With 1.7 million people waving signs, pennants and brooms lining the streets on a gloriously sunny day yesterday, the Philadelphia 76ers shared the NBA championship with their fans.

The parade began in the downtown area and proceeded about five miles down Broad Street to Veterans Stadium, where a crowd of 62,000 welcomed the team.

The parade snaked through crowds that were 10 and 15 deep in most areas, as confetti, torn telephone books and ticker tape cascaded through the windows of buildings as the 76ers passed.

"This is the biggest crowd I've ever seen in Philadelphia watching a parade," said Police Inspector Bernard Small.

As the team passed, many yelled "Sweep, Sweep, Sweep" or "We're No. 1," while Coach Billy Cunningham and owner Harold Katz balanced the NBA championship trophy on the front railing of the flatbed truck they rode.

Julius Erving and Andrew Toney were so taken by the celebrating that they began an impromptu dance as their car wheeled around inside the Vet.
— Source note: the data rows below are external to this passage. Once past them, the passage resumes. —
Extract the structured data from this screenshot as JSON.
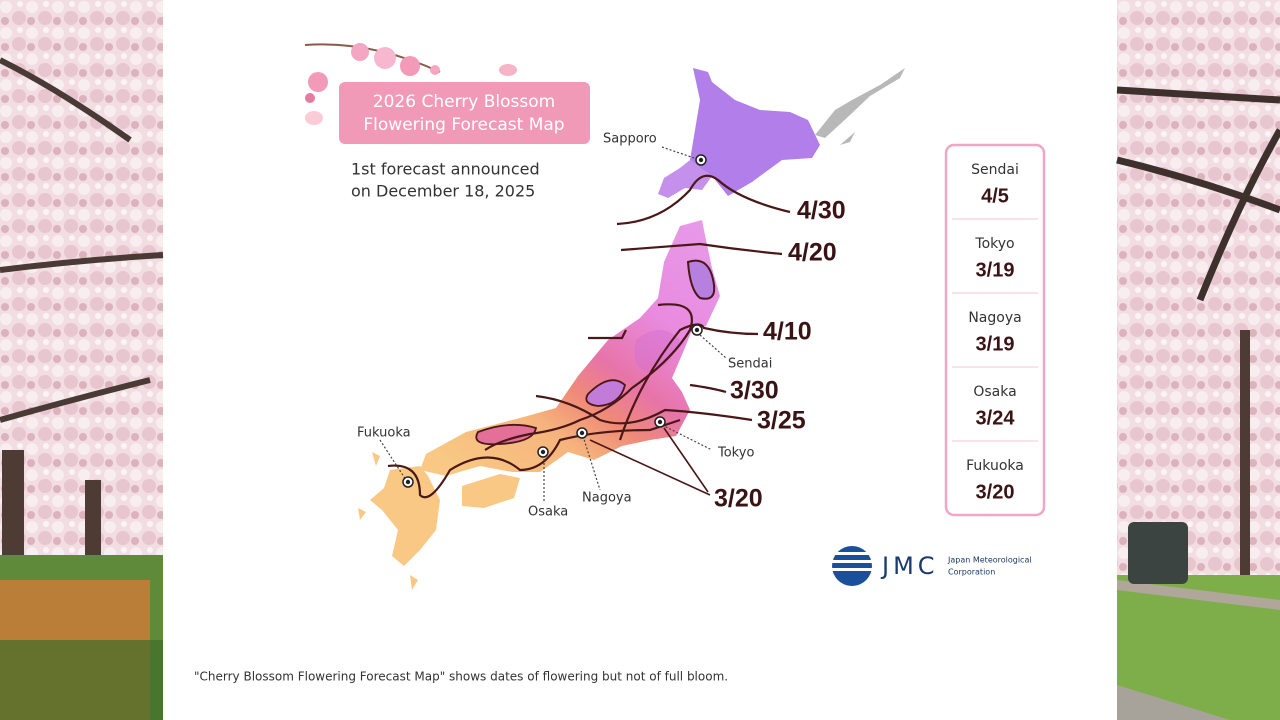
{
  "title_lines": [
    "2026 Cherry Blossom",
    "Flowering Forecast Map"
  ],
  "subtitle_lines": [
    "1st forecast announced",
    "on December 18, 2025"
  ],
  "isolines": [
    "4/30",
    "4/20",
    "4/10",
    "3/30",
    "3/25",
    "3/20"
  ],
  "cities": [
    "Sapporo",
    "Sendai",
    "Tokyo",
    "Nagoya",
    "Osaka",
    "Fukuoka"
  ],
  "forecast_table": [
    {
      "city": "Sendai",
      "date": "4/5"
    },
    {
      "city": "Tokyo",
      "date": "3/19"
    },
    {
      "city": "Nagoya",
      "date": "3/19"
    },
    {
      "city": "Osaka",
      "date": "3/24"
    },
    {
      "city": "Fukuoka",
      "date": "3/20"
    }
  ],
  "logo": {
    "mark": "JMC",
    "name_lines": [
      "Japan Meteorological",
      "Corporation"
    ]
  },
  "footnote": "\"Cherry Blossom Flowering Forecast Map\" shows dates of flowering but not of full bloom."
}
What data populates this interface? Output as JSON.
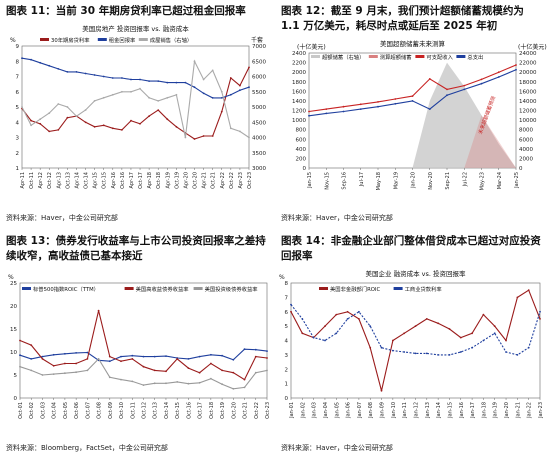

"We thank you fans from the bottom of our hearts for this day and coming out here and sharing this with us," said Erving, who received the loudest and longest ovation. "There was nothing pretty about what we did to the NBA this year. It was absolutely beautiful" . . .

A group of Connecticut businessmen has reportedly made the Boston Celtics an offer to guarantee more than 10,000 season ticket sales if they played half their home games at the Hartford Civic Center, according to the Boston Globe.